Еще каких-то пару минут назад папик спокойно возлежал на диване, сейчас же его душа на пути в чистилище, а тело корчится на полу. Сдобренная алкоголем кровь хлещет из расквашенного носа, в полусознательном состоянии он выдает разбитыми губами напутствия. Мы осторожно переступаем через пьяный организм, выходим. Вдогонку сыну доносится последняя фраза: "Я тебя с топором ждать буду".

На улице приветливое майское солнце слепит нас прямыми лучами. Одурманенный запахом весны, цепной пес Полкан разрывается от счастья. Частный сектор утопает в цвету. Сегодня в школе на уроке ботаники Пастухов будет ковырять запекшуюся кровь на макушке, а Баба Рая поведает, что мир на самом деле очень РАЗУМНО УСТРОЕН.

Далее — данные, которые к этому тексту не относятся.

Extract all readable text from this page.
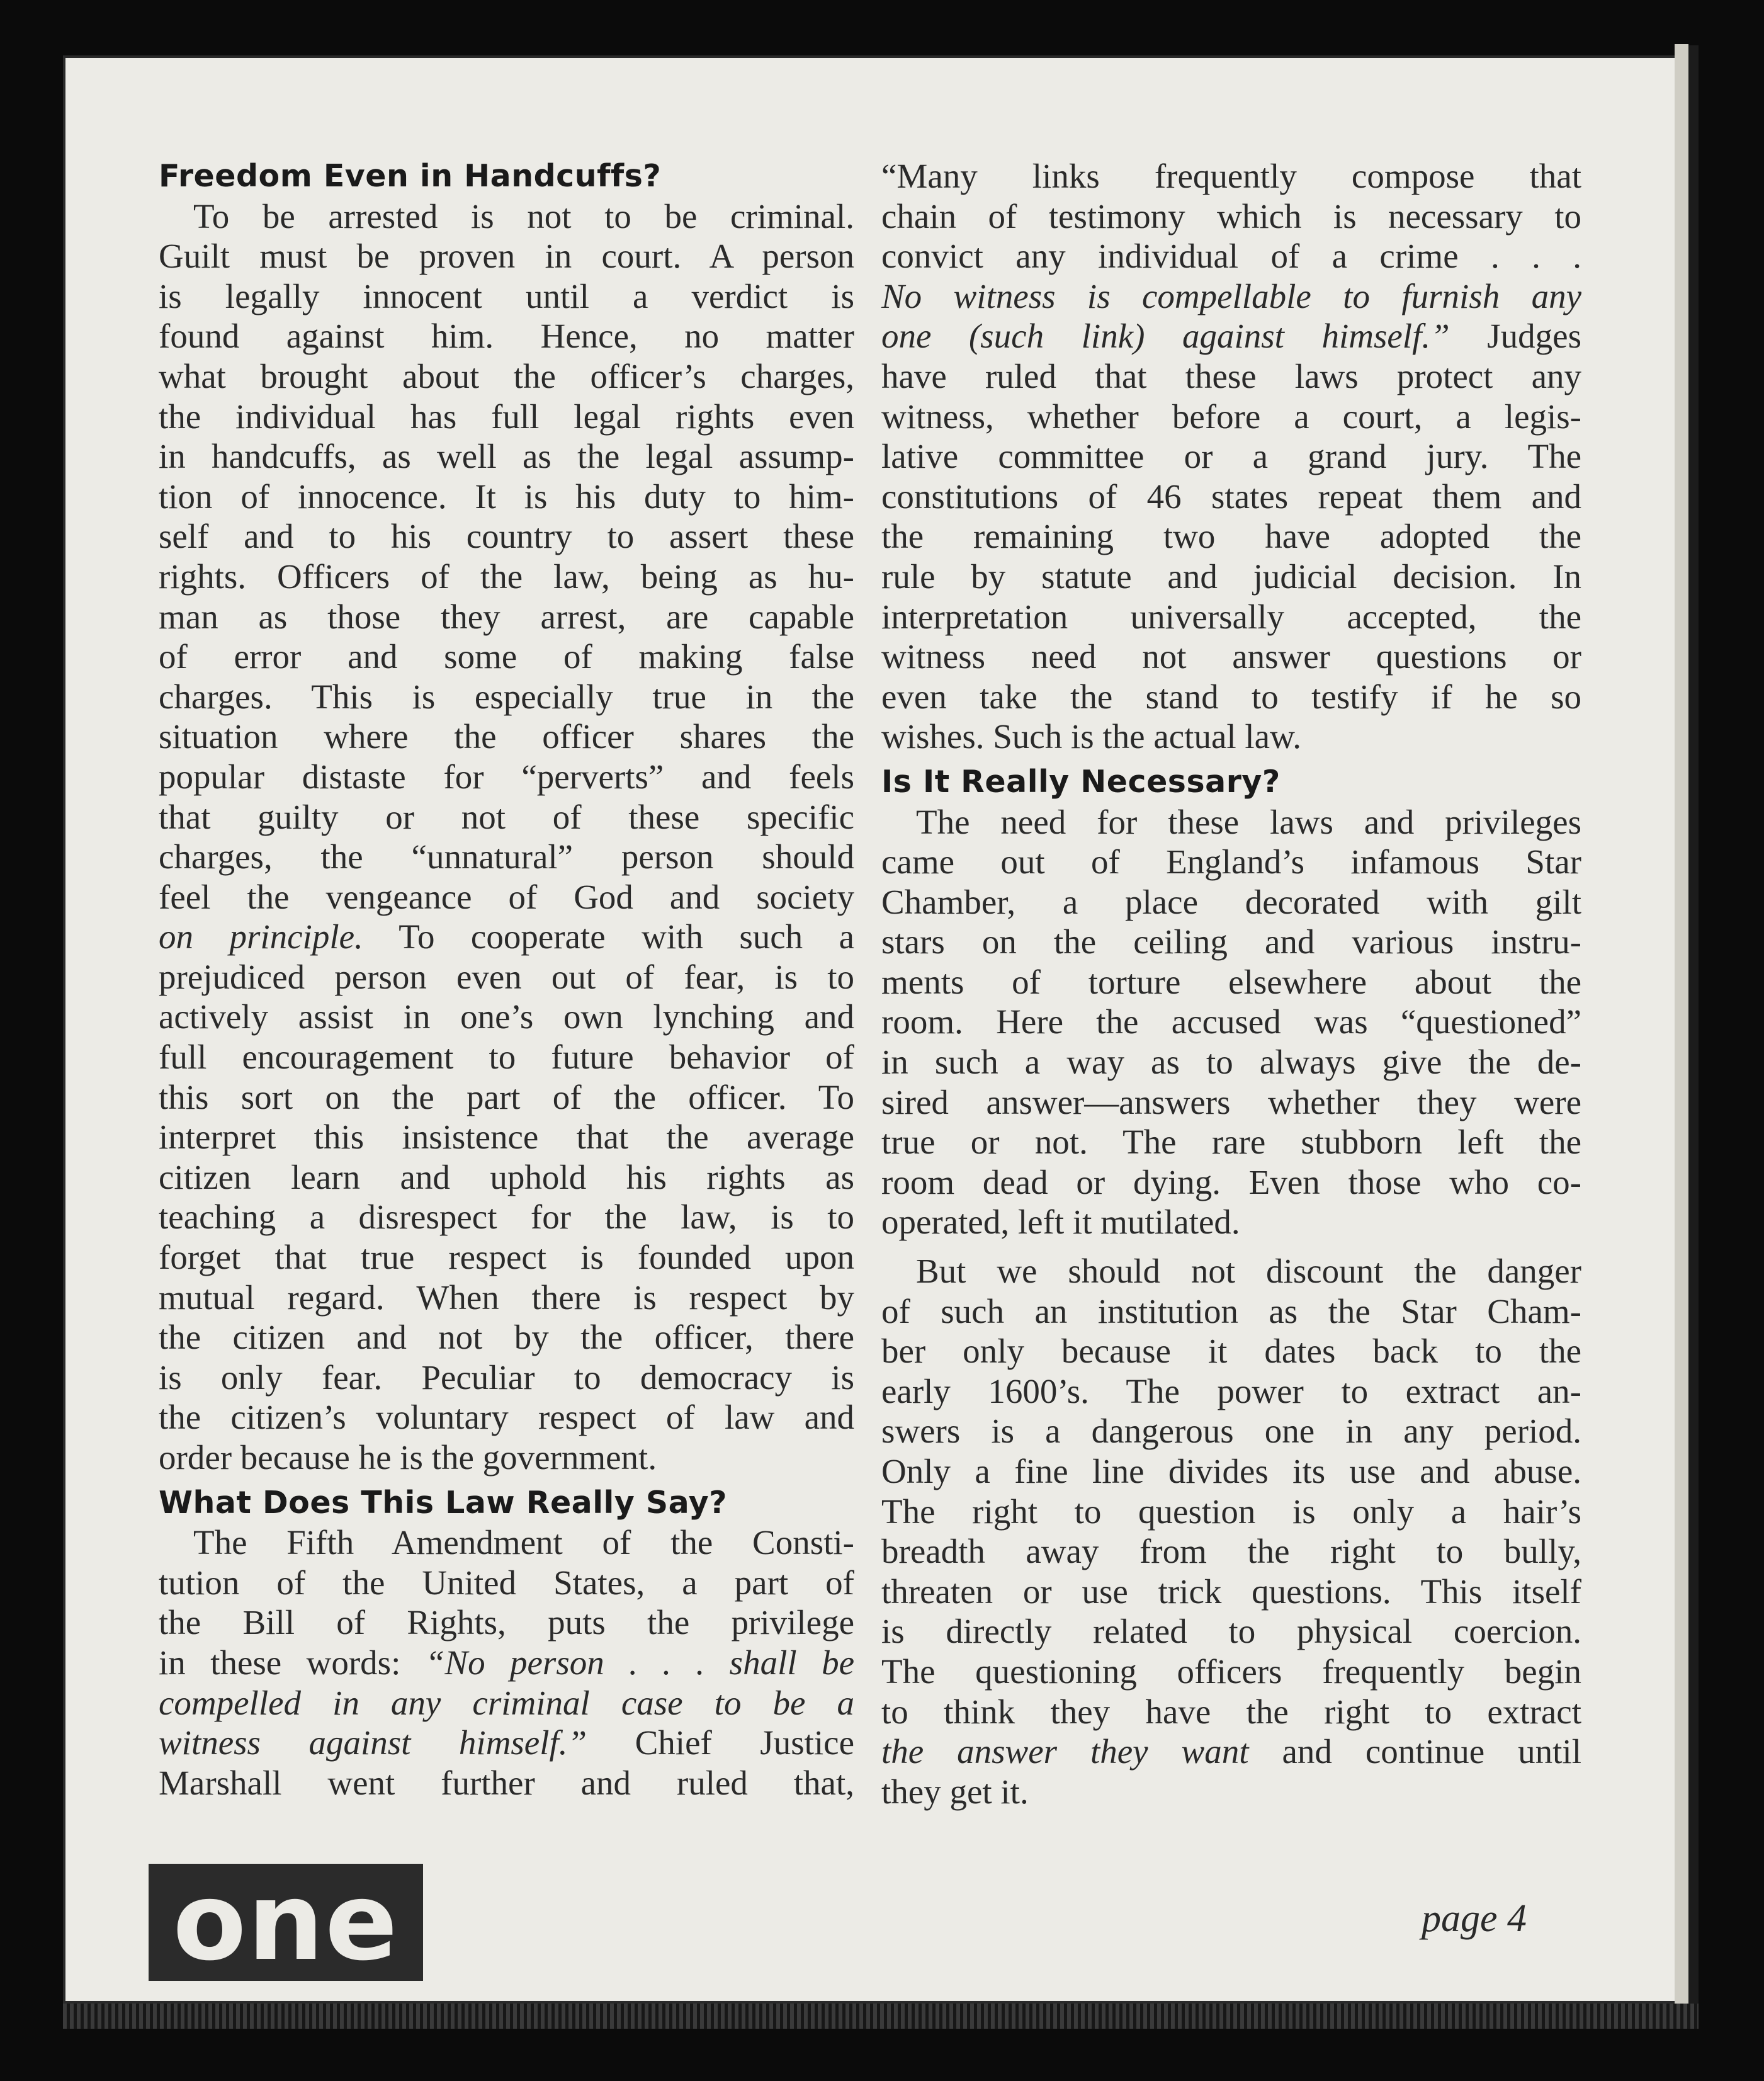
Freedom Even in Handcuffs?

To be arrested is not to be criminal.

Guilt must be proven in court. A person

is legally innocent until a verdict is

found against him. Hence, no matter

what brought about the officer’s charges,

the individual has full legal rights even

in handcuffs, as well as the legal assump-

tion of innocence. It is his duty to him-

self and to his country to assert these

rights. Officers of the law, being as hu-

man as those they arrest, are capable

of error and some of making false

charges. This is especially true in the

situation where the officer shares the

popular distaste for “perverts” and feels

that guilty or not of these specific

charges, the “unnatural” person should

feel the vengeance of God and society

on principle. To cooperate with such a

prejudiced person even out of fear, is to

actively assist in one’s own lynching and

full encouragement to future behavior of

this sort on the part of the officer. To

interpret this insistence that the average

citizen learn and uphold his rights as

teaching a disrespect for the law, is to

forget that true respect is founded upon

mutual regard. When there is respect by

the citizen and not by the officer, there

is only fear. Peculiar to democracy is

the citizen’s voluntary respect of law and

order because he is the government.

What Does This Law Really Say?

The Fifth Amendment of the Consti-

tution of the United States, a part of

the Bill of Rights, puts the privilege

in these words: “No person . . . shall be

compelled in any criminal case to be a

witness against himself.” Chief Justice

Marshall went further and ruled that,

“Many links frequently compose that

chain of testimony which is necessary to

convict any individual of a crime . . .

No witness is compellable to furnish any

one (such link) against himself.” Judges

have ruled that these laws protect any

witness, whether before a court, a legis-

lative committee or a grand jury. The

constitutions of 46 states repeat them and

the remaining two have adopted the

rule by statute and judicial decision. In

interpretation universally accepted, the

witness need not answer questions or

even take the stand to testify if he so

wishes. Such is the actual law.

Is It Really Necessary?

The need for these laws and privileges

came out of England’s infamous Star

Chamber, a place decorated with gilt

stars on the ceiling and various instru-

ments of torture elsewhere about the

room. Here the accused was “questioned”

in such a way as to always give the de-

sired answer—answers whether they were

true or not. The rare stubborn left the

room dead or dying. Even those who co-

operated, left it mutilated.

But we should not discount the danger

of such an institution as the Star Cham-

ber only because it dates back to the

early 1600’s. The power to extract an-

swers is a dangerous one in any period.

Only a fine line divides its use and abuse.

The right to question is only a hair’s

breadth away from the right to bully,

threaten or use trick questions. This itself

is directly related to physical coercion.

The questioning officers frequently begin

to think they have the right to extract

the answer they want and continue until

they get it.

one	page 4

Сережа будет слушать рассказ про тычинки и пестики.

Сентябрь 1998г.


ФИЗИКИ И ЛИРИКИ

Рассказ-фантасмагория

21 апреля. В ХГУ дни физфака и радиофака отмечались бурно и весело, кафедры старались перещеголять друг друга количеством выпитой водки и лихостью. Причем, в общее движение принимался любой желающий.

Действо началось с рок-концерта. Выступавшие группы были хорошо разогреты, солисты забывали слова, музыканты — аккорды, в общем, получалась сплошная импровизация. Каждое попадание зал оживленно приветствовал. Было шумно и весело. Вечный аспирант — электронщик Борода указывал пальцем на прыгавшего по сцене Шуру и сокрушенно объяснял собравшимся: "Это ж он последние копейки на фудзилки тратит. Не жрет, за квартиру не платит, торгует телом в худучилище, а зарплату во всяческие примочки к гитаре переводит".

Страсти на сцене улеглись, народ повалил из душного зала на свежий воздух. Хоть это и был день физфака, часть толпы, скорее, относилась к лирикам, а не к физикам. Между сторонами разгорелся извечный спор, какой способ постижения мира лучше — интуитивно-чувственный, или линейно-логический? Что выше, разум или эмоции? Что лучше, бездушные схемы, или живые образы?

Увлеченные спором, мы не заметили, как стало темнеть. Неожиданно подул холодный порывистый ветер. Стало неуютно и очень холодно. Мы осмотрелись по сторонам: в сумерках просматривалась незнакомая холмистая местность. Вокруг поля, луга, полоски леса. Стоим в недоумении на проселочной дороге, усеянной коровьими лепешками. Осенний ветер бросает под ноги перекати-поле и листья. Тьма обступила со всех сторон, скрывая чуждый ландшафт. Никто уже не веселился, все осознавали, что произошло нечто сверхъестественное. Все стало предельно ясно, и давило своей очевидностью. Казалось лишним высказываться вслух. И мы двинулись вперед, потеряв ощущение времени. Определить, сколько и куда мы шли, было невозможно, дороги давно не было, нас окружал первозданный мир.

Мы вели первобытную жизнь, наше племя бесконечно кочевало. Мы перемещались за стадом животных. Многие жили семьями. Я уже был женат, рядом со мной бежала моя шестилетняя дочь. Мы постоянно шли вперед, надеясь выбраться из этого злополучного мира. Наши дети не представляли, что может быть иной мир, на взрослых же пережитое наложило неизгладимый отпечаток. Никто ни с кем не общался без необходимости, в каждом взгляде был виден надлом.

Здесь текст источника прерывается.